House Introduces Bipartisan “Do Not Track” Kids Online Privacy Legislation

Additional information about the proposed legislation can be found on the website:

May 13, 2011 | Representative Edward J. Markey (D-Mass.) and Representative Joe Barton (R-Texas), co-chairs of the Bi-Partisan Congressional Privacy Caucus, introduced today a bill that would amend the historic Children’s Online Privacy Protection Act of 1998 (COPPA) to provide new protections for children and teens.  The “Do Not Track Kids Act of 2011” (H.R. 1895) would “extend, enhance and update” COPPA provisions relating to the collection, use and disclosure of children’s personal information and establish new protections for personal information of children and teens. 

Currently, COPPA covers children age 12 and younger and requires operators of commercial websites and online services directed to children 12 and younger to abide by various privacy safeguards as they collect, use, or disclose personal information about kids.

In a statement issued by the co-chairs, the following provisions of the Act were identified:

  • Requiring online companies to explain the types of personal information collected, how that information is used and disclosed, and the policies for collection of personal information;
  • Requiring online companies to obtain parental consent for collection of children’s personal information;
  • Prohibiting online companies from using personal information of children and teens for targeted marketing purposes;
  • Establishing a “Digital Marketing Bill of Rights for Teens” that limits the collection of personal information of teens, including geolocation information of children and teens;
  • Creating an “Eraser Button” for parents and children by requiring companies to permit users to eliminate publicly available personal information content when technologically feasible.

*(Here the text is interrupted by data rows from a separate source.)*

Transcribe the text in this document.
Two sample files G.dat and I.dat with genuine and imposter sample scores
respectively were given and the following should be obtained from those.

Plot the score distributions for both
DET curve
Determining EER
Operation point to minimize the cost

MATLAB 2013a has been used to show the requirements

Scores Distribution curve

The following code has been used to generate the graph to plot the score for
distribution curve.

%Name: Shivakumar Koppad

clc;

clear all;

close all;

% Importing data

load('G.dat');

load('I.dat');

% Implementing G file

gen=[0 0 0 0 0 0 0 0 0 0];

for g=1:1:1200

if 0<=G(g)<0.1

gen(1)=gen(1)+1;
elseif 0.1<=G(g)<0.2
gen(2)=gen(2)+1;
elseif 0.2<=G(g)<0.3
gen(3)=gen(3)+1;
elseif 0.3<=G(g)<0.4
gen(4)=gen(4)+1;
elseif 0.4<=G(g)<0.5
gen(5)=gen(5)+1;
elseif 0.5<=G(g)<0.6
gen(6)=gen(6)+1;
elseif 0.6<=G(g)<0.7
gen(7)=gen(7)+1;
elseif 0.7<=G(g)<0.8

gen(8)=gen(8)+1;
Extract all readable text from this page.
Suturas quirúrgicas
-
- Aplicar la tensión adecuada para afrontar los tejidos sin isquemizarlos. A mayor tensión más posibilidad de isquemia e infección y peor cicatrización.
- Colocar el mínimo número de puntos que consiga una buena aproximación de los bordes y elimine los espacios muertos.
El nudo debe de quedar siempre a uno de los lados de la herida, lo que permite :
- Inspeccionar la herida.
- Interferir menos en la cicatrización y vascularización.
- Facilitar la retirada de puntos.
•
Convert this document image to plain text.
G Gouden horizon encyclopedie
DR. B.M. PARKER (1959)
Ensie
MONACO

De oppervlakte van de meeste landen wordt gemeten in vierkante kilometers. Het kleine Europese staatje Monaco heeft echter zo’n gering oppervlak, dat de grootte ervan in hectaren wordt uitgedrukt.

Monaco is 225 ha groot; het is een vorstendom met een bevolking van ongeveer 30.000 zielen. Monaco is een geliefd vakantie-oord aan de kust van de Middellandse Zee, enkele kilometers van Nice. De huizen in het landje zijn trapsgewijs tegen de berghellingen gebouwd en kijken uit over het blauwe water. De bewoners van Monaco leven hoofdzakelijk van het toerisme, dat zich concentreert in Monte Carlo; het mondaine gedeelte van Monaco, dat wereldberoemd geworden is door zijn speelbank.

Following its review of a discussion draft of the bill earlier this week, the Direct Marketing Association (DMA) said the proposed text would create “enormous obstacles to commercial speech to teenagers” and require “costly verifiable consent before a teenager could sign up for information.”

The DMA also stated that a government-mandated “Do Not Track” mechanism for kids is unnecessary, as this kind of protection for children is already effectively provided through the Self-Regulatory Program for Online Behavioral Advertising launched by the DMA and four other leading trade associations. According to DMA, this self-regulation includes a principle that specifically addresses children, prohibiting entities from collecting personal information from children when such entities have actual knowledge that the children are under 13 or from sites directed to children under 13 for online behavioral advertising purposes.  Additionally, the principle provides that entities may not engage in online behavioral advertising directed to children when the entities have actual knowledge that a child is under 13.

The DMA also stated its belief that any legislation making changes to COPPA is premature in light of the FTC’s on-going review of the COPPA Rule.  The DMA has encouraged the FTC in its review and expressed a commitment to exploring with the Commission ways to provide even more innovative online experiences, content and protections for children in the United States.The US Senate Commerce Committee is expected to hold a hearing on this issue in the near future.

TIA is a member of the DMA’s “Kids Privacy Coalition” and will continue to monitor this issue and keep members apprised as new information becomes available.